Check out*, for example, the disgraceful entry on “Television” in the 2006 Encyclopedia Americana, which seems to have been last updated in the early 1970s. It contains statements that are now flatly false (“Since then, every attempt to establish a fourth national commercial network has met with failure.”) and many more that are now ludicrously out of date (“By 1970 more than 60% of the TV sets in the United States were equipped to receive UHF signals;’” “For a series such as Star Trek or Ironside or Mission: Impossible…”).
The nearby entry on “Telephone” is possibly even worse. (East Germany, the U.S.S.R., and Yugoslavia live on in a chart of countries that had 1 million or more telephones as of 1979.) New entries are added (there is a decent but rather short article on “Internet”), but it seems many old ones are left untouched.

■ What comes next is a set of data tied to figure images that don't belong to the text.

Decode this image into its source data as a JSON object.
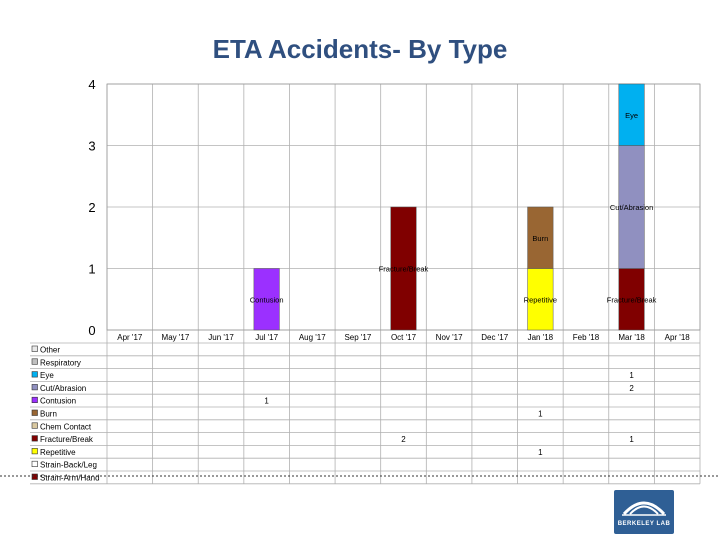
{
  "colors": {
    "Other": "#e8e8e8",
    "Respiratory": "#c0c0c0",
    "Eye": "#00b0f0",
    "Cut/Abrasion": "#9090c0",
    "Contusion": "#9b30ff",
    "Burn": "#996633",
    "Chem Contact": "#d9c8a0",
    "Fracture/Break": "#800000",
    "Repetitive": "#ffff00",
    "Strain-Back/Leg": "#ffffff",
    "Strain-Arm/Hand": "#800000"
  },
  "chart_data": {
    "type": "bar",
    "stacked": true,
    "title": "ETA Accidents- By Type",
    "ylim": [
      0,
      4
    ],
    "yticks": [
      0,
      1,
      2,
      3,
      4
    ],
    "grid": true,
    "legend": "bottom-left (data table)",
    "categories": [
      "Apr '17",
      "May '17",
      "Jun '17",
      "Jul '17",
      "Aug '17",
      "Sep '17",
      "Oct '17",
      "Nov '17",
      "Dec '17",
      "Jan '18",
      "Feb '18",
      "Mar '18",
      "Apr '18"
    ],
    "series": [
      {
        "name": "Other",
        "values": [
          0,
          0,
          0,
          0,
          0,
          0,
          0,
          0,
          0,
          0,
          0,
          0,
          0
        ]
      },
      {
        "name": "Respiratory",
        "values": [
          0,
          0,
          0,
          0,
          0,
          0,
          0,
          0,
          0,
          0,
          0,
          0,
          0
        ]
      },
      {
        "name": "Eye",
        "values": [
          0,
          0,
          0,
          0,
          0,
          0,
          0,
          0,
          0,
          0,
          0,
          1,
          0
        ]
      },
      {
        "name": "Cut/Abrasion",
        "values": [
          0,
          0,
          0,
          0,
          0,
          0,
          0,
          0,
          0,
          0,
          0,
          2,
          0
        ]
      },
      {
        "name": "Contusion",
        "values": [
          0,
          0,
          0,
          1,
          0,
          0,
          0,
          0,
          0,
          0,
          0,
          0,
          0
        ]
      },
      {
        "name": "Burn",
        "values": [
          0,
          0,
          0,
          0,
          0,
          0,
          0,
          0,
          0,
          1,
          0,
          0,
          0
        ]
      },
      {
        "name": "Chem Contact",
        "values": [
          0,
          0,
          0,
          0,
          0,
          0,
          0,
          0,
          0,
          0,
          0,
          0,
          0
        ]
      },
      {
        "name": "Fracture/Break",
        "values": [
          0,
          0,
          0,
          0,
          0,
          0,
          2,
          0,
          0,
          0,
          0,
          1,
          0
        ]
      },
      {
        "name": "Repetitive",
        "values": [
          0,
          0,
          0,
          0,
          0,
          0,
          0,
          0,
          0,
          1,
          0,
          0,
          0
        ]
      },
      {
        "name": "Strain-Back/Leg",
        "values": [
          0,
          0,
          0,
          0,
          0,
          0,
          0,
          0,
          0,
          0,
          0,
          0,
          0
        ]
      },
      {
        "name": "Strain-Arm/Hand",
        "values": [
          0,
          0,
          0,
          0,
          0,
          0,
          0,
          0,
          0,
          0,
          0,
          0,
          0
        ]
      }
    ],
    "stack_order": [
      "Repetitive",
      "Fracture/Break",
      "Contusion",
      "Burn",
      "Cut/Abrasion",
      "Eye"
    ],
    "annotations": [
      {
        "text": "Eye",
        "category": "Mar '18",
        "y": 3.5
      },
      {
        "text": "Cut/Abrasion",
        "category": "Mar '18",
        "y": 2.0
      },
      {
        "text": "Burn",
        "category": "Jan '18",
        "y": 1.5
      },
      {
        "text": "Fracture/Break",
        "category": "Oct '17",
        "y": 1.0
      },
      {
        "text": "Contusion",
        "category": "Jul '17",
        "y": 0.5
      },
      {
        "text": "Repetitive",
        "category": "Jan '18",
        "y": 0.5
      },
      {
        "text": "Fracture/Break",
        "category": "Mar '18",
        "y": 0.5
      }
    ]
  },
  "logo": {
    "text": "BERKELEY LAB"
  }
}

...the biggest gift Wikipedia has given us [is] a way of looking at the world around us and seeing the possibility of effective human cooperation, on really complex, large projects, without relying on either market or government processes. It turns out that we are creative, social beings; we do what we think is fun, not only what is profitable; we do what we think is right and good, not only what we think advances our interests; and we are able to organize ourselves, even at very large scales, into coherent social enterprises. It's not easy; but it is possible, and it is part of who we are and can be.